The moment you step into Albuquerque’s beautiful, Southwest-style airport, you begin to experience its unique sense of place. Add to that the dramatic Sandia Mountains and the volcanic escarpment, which frame Albuquerque to the east and west and the blue sky overhead, and you understand why Albuquerque’s growth rate has exceeded the national average for decades.
The city’s history begins with Pueblo Indian people who farmed here for centuries before Spanish explorers arrived in 1540. Founded in 1706, Albuquerque was for decades a quiet villa named for a Spanish duke. By the time the railroad arrived in 1880, the “Duke City” was already a boom town.
Albuquerque really took off after World War II. The city invited the federal government to establish an aviation installation in 1939, which became Kirtland Air Force Base. Now occupying 80 square miles and employing some 25,000 employees, Kirtland has been an anchor of the Albuquerque economy, along with its tenant, Sandia National Laboratories.
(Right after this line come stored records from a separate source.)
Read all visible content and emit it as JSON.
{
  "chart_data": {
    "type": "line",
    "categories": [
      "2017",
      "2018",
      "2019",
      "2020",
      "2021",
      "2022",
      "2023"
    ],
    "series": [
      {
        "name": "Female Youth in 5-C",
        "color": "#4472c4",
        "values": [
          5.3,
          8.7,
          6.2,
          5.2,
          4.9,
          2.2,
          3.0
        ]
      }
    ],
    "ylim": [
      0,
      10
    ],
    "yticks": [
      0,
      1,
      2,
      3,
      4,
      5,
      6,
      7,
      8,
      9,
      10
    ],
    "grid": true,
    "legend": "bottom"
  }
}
Albuquerque boomed again in the 1980s, when such companies as Intel Corp. took advantage of a favorable business climate, an appealing quality of life and competitive incentives. The city’s technology sector continues to be robust and growing. (See Technology and Albuquerque)
Today Albuquerque is an economically robust city that has met the challenges of growth and provides a wealth of amenities – all while sticking to its budget and managing prudently. As a result the City has maintained high bond ratings. It has also drawn favorable notice in rankings of Kiplinger’s Personal Finance, Site Selection magazine, and Forbes. Studies generally cite affordable labor, housing, and real estate; work force quality; incentives; and ease of working with local officials.
RelocateAmerica selected Albuquerque as one of its TOP10 Recovery Cities for 2010: “During the 21st century, the Albuquerque population has continued to grow rapidly, with the city proper and metro area and this trend is expected to continue. At the center of New Mexico's Technology Corridor, with its dynamic renewable energy segment, new job creation and a driving business culture, Albuquerque's economy has a bright outlook.”
Quality of Life
For its wealth of activities and gentle weather, it’s hard to beat Albuquerque.
- Sandia Mountains: Flanking the city to the east, the 10,678-foot mountains offer skiing, hiking, biking, and picnic spots.
- The Albuquerque International Balloon Fiesta: This, the largest ballooning event in the world, draws 800,000 visitors each year to enjoy watching hundreds of hot-air balloons rising in beautiful fall weather.
- The ABQ BioPark: This imaginative and well-planned park includes a zoo, aquarium, botanic garden, and fishing beach.
- Museums: Albuquerque museums include such diverse facilities as the Anderson-Abruzzo Albuquerque International Balloon Museum, Maxwell Museum of Anthropology, the Indian Pueblo Cultural Center, the Museum of Natural History and Science, the Albuquerque Museum, and Explora Science Center and Children’s Museum. The spectacular National Hispanic Cultural Center includes art galleries and a performing arts center.
- Recreation: Albuquerque offers 800 parks, more than 80 miles of running and biking trails, 220 outdoor tennis courts, 23 ball fields, and year-round golf on 15 golf courses.
- Sports: Games of the University of New Mexico Lobos are legendary for their color and fan devotion. The city also has a professional hockey team, the Scorpions, and Triple-A baseball, with the Isotopes in a new stadium.
Albuquerque and the Arts
Albuquerque is flourishing as an arts center.
- Dozens of performing arts venues offer everything from classical music to flamenco, opera to musicals, and traditional and experimental theater.
- Albuquerque has more than 40 art galleries.
- The city and county have added hundreds of pieces of public art valued at millions over the last 20 years.
- Some 250 arts organizations serve the metro area. Of those, 45 are guilds.
- More than 400 artisan manufacturing companies produce furniture, jewelry, pottery, clothing and textiles. Albuquerque is one of six jewelry-producing centers in the nation.
What Executives Say About Albuquerque
Robert Trussell Jr., CEO of Tempur-Pedic International Inc.: “We found that Albuquerque and New Mexico rated best among the various factors that we studied, including quality of labor, operating costs, electric reliability, transportation and leadership support.”